A polícia chegou ao menor após denúncias anônimas dando conta de que ele estaria planejando para esta data um massacre no colégio. Além dos militares, foram mobilizados o Conselho Tutelar, a Superintendência Regional de Ensino e um responsável do adolescente.

Nos pertences do menor ainda foi encontrado um caderno contendo desenhos de um boneco atacando outros com machadinha e martelo. O jovem teria dito à polícia que aquele seria o “modus operandi” que pretendia executar. Também havia na mochila um bilhete com os dizeres: “Vou fazer um massacre com um machado e um martelo”.

De acordo com o registro policial, colegas da turma do adolescente teriam visto a machadinha e martelo com ele e o mesmo teria afirmado que seriam usados para executar o massacre. Questionado, o adolescente afirmou que planejava o atentado por conta da infelicidade em relação à escola, à família e à vida.

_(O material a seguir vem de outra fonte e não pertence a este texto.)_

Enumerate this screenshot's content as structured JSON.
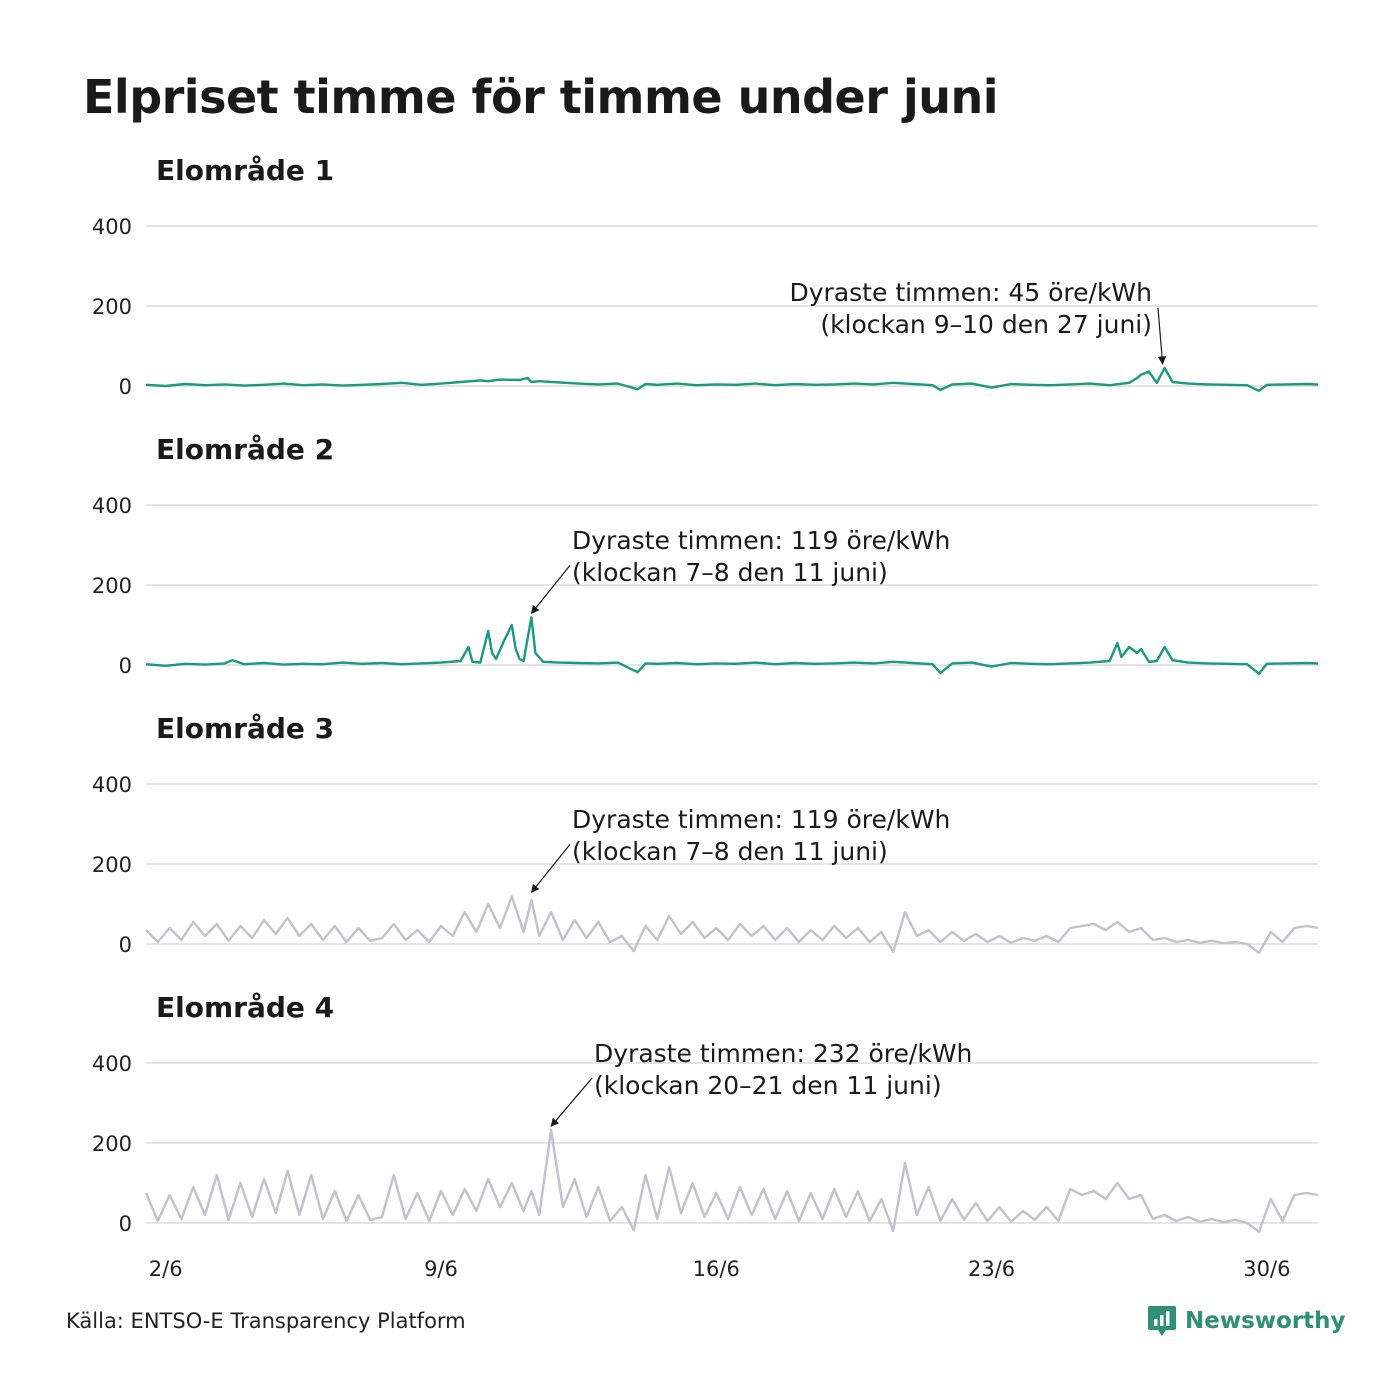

Ainda em relato à polícia, o menor disse ter usado o celular de sua avó para pesquisar na internet documentários para ter “ideias” para sua ação. O plano teria tido início após o atentado na escola em Aracruz (ES), no dia 25 de novembro, que deixou quatro mortos e 13 feridos.

O jovem foi atendido no Hospital Santa Isabel e encaminhado à Delegacia de Polícia para demais providências.

Massacre de vítimas aleatórias

Sobre quem seriam os alvos em Ubá, o aluno apreendido disse à PM que pretendia escolher aleatoriamente suas vítimas. Depois disso, ele se limitou a balançar a cabeça a cada pergunta.

A polícia também seguiu até a casa dele para localizar o celular utilizado para a pesquisa, mas o aparelho não foi encontrado, sendo posteriormente entregue por familiares.

No perfil de uma rede social acessada pelo telefone havia instruções e dicas para concretizar o plano de execução do massacre.

A PM também obteve informações de que o principal alvo do suspeito seria a diretora da instituição de ensino, que não estava na escola no momento da apreensão. “Durante toda a ocorrência o menor se mostrou cooperativo”, destacou a PM.

Ainda segundo a PM, o adolescente afirmou estar arrependido, disse que gostaria de ser internado e, sem ser questionado, afirmou já ter feito tratamento psicológico e que gostaria de continuar fazendo.

Secretaria de Educação acompanha o caso

A Secretaria de Estado de Educação de Minas Gerais (SEE/MG) divulgou nota sobre caso e afirmou que irá dar acolhimento necessário aos estudantes envolvidos e à comunidade escolar.

“A SEE/MG salienta que desenvolve e estimula a realização de ações de prevenção e combate à violência no ambiente escolar, por meio do Programa de Convivência Democrática, que procura defender e garantir a cultura de paz nas escolas, promover o respeito, um ambiente acolhedor e a mediação de conflitos. Além disso, conta com importante parceria da Patrulha Escolar da Polícia Militar de Minas Gerais (PMMG) para propiciar um ambiente cada vez mais seguro aos alunos da rede estadual”.

As atividades pedagógicas seguiram normalmente na unidade.